Monday, December 3, 2012

Morgan's Passing

Anne Tyler
Morgan's Passing

This is part of that set of Four Complete Novels that we last visited in the mid-'60s, with Tyler's first two books.  (Dinner at the Homesick Restaurant is coming up in '82.)  This is my favorite of her novels so far, and yet I can't say I exactly like the characters.  They are in turns selfish, passive, and irritating. 

Once again, Tyler presents a family of six or seven children (all or mostly female) that is both close-knit and chaotic, living in an old three-story house, a motif that goes back to Ben Joe's family in If Morning Ever Comes.  I suppose there's even a self-referential pun, in that "morgen" means "morning" in German.  But the Morgan that passes here is the eccentric husband/father/grandfather who passes as several different people, from doctor to minister to Leon, the (real) actor husband of Emily, the young woman he falls in love with, impregnates, and runs away with.  So Morgan's wife places an obituary in the paper, feeling that his passing out of her life means that she should treat him as if he's passed away.  (It's a hard book to describe, although more solid than Housekeeping of course.)

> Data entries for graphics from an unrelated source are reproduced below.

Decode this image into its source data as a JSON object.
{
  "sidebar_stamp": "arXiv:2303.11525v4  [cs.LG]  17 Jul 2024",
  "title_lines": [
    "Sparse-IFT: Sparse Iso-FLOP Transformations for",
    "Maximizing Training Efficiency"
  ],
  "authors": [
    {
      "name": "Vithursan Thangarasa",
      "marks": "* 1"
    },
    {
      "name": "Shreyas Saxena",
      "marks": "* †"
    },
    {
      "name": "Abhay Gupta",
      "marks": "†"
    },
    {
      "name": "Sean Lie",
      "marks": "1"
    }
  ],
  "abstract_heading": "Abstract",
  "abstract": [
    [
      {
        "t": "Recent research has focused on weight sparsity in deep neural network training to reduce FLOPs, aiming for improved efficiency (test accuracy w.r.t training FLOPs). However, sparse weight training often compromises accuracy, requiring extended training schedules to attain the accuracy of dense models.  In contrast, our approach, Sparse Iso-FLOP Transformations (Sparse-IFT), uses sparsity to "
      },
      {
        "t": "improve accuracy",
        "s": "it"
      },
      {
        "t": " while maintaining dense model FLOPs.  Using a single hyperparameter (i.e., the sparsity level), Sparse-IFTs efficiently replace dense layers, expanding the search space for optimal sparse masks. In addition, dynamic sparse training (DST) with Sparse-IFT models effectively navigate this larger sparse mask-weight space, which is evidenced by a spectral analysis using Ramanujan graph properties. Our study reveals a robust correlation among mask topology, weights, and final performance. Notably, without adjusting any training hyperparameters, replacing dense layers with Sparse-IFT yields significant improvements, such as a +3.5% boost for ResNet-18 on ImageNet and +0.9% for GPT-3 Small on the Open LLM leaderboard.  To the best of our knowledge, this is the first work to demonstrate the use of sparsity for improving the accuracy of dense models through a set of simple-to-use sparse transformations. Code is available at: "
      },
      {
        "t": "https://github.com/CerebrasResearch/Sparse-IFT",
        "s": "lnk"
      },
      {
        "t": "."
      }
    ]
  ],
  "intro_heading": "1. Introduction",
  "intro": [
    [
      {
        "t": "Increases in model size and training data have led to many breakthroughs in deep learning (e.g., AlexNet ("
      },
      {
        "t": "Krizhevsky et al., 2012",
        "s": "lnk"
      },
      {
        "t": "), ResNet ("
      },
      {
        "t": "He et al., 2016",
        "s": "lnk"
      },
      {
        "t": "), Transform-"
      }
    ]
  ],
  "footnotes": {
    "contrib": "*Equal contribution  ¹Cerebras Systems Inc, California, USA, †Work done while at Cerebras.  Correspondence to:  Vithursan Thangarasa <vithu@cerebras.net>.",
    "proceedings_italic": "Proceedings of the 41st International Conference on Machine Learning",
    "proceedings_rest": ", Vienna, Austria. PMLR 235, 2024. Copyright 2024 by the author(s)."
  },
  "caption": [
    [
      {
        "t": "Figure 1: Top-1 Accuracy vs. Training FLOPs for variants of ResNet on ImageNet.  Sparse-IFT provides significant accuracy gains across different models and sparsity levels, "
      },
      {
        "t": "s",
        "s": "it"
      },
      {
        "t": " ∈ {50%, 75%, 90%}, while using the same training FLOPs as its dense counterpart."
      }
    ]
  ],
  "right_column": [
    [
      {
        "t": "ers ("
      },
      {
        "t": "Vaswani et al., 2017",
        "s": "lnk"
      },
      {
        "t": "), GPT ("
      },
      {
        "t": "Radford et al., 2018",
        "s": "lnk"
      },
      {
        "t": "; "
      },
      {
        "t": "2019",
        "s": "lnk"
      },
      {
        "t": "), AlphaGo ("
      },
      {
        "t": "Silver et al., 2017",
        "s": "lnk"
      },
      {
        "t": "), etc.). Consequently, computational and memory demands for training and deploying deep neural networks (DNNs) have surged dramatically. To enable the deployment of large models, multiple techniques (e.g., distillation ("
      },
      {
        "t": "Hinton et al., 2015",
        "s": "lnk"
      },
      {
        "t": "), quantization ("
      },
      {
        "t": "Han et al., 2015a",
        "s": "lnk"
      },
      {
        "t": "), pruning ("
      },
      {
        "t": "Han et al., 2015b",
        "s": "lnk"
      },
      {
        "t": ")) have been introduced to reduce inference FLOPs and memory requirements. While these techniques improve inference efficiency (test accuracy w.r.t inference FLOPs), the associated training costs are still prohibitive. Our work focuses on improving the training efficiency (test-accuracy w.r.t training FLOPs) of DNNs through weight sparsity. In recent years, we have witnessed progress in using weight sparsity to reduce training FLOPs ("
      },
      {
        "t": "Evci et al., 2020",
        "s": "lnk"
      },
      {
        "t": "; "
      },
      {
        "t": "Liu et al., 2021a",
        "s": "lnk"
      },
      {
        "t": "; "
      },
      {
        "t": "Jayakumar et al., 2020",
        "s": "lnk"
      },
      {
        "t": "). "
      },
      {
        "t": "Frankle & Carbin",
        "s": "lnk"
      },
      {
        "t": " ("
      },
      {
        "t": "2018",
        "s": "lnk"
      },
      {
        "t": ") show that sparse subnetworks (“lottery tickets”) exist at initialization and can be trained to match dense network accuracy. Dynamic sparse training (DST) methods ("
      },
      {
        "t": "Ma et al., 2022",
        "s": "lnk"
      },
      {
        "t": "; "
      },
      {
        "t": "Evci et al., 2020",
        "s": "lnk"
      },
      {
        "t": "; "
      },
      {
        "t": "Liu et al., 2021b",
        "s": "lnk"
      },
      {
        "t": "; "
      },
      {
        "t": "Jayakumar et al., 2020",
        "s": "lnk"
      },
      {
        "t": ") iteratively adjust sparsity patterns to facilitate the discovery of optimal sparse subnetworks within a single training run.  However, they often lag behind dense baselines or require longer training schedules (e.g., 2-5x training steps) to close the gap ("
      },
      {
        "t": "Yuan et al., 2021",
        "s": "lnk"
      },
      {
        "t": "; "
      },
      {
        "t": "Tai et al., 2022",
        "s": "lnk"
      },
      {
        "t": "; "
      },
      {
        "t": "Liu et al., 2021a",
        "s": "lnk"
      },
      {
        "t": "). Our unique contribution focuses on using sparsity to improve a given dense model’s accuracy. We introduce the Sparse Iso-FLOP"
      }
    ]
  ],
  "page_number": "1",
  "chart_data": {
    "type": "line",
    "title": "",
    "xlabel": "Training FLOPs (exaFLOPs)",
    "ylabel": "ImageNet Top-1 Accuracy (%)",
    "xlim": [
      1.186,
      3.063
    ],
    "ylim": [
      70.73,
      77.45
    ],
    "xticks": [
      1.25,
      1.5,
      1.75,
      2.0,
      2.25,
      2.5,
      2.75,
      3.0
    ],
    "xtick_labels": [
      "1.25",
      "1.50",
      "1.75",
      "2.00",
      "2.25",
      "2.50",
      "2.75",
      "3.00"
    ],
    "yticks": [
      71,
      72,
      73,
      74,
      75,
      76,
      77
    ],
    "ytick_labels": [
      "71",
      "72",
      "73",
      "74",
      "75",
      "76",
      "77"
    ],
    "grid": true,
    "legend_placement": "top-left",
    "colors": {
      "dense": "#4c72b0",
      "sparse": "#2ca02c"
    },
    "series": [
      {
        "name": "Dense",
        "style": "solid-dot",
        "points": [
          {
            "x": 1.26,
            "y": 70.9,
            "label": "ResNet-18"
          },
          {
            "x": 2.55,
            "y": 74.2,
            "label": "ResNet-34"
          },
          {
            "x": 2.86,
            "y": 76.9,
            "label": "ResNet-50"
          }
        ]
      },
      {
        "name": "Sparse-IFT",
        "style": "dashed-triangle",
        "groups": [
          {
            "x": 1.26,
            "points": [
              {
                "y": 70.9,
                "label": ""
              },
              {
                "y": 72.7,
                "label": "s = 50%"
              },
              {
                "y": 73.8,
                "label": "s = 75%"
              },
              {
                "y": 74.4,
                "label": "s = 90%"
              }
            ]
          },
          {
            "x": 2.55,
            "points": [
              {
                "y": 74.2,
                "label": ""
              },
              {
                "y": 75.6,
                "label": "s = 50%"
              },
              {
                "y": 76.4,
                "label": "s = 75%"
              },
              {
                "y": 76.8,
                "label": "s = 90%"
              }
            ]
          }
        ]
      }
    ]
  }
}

There are other minor motifs that echo earlier books, like photography and lost loves.  I think the main theme of the novel is that people often prefer fantasy to reality, and that's sometimes bad, as when Morgan's sister Brindle marries her lost love and finds that he prefers her photograph to her presence, and sometimes OK, as with the puppet shows that Leon and Emily put on.  Emily is an artist, like Jeremy in Celestial Navigation and some of Tyler's other characters, but she does try to cope with the world.  She and Morgan have to cope with the differences between their images of each other (especially his of her) vs. reality.  There's also a lot here about play-acting, not just Morgan's disguises and the puppets, and I think that's what I like best about the novel.  Also, even when I don't quite like the characters, they're interesting to watch.  And maybe that has to do with make-believe vs. reality, too.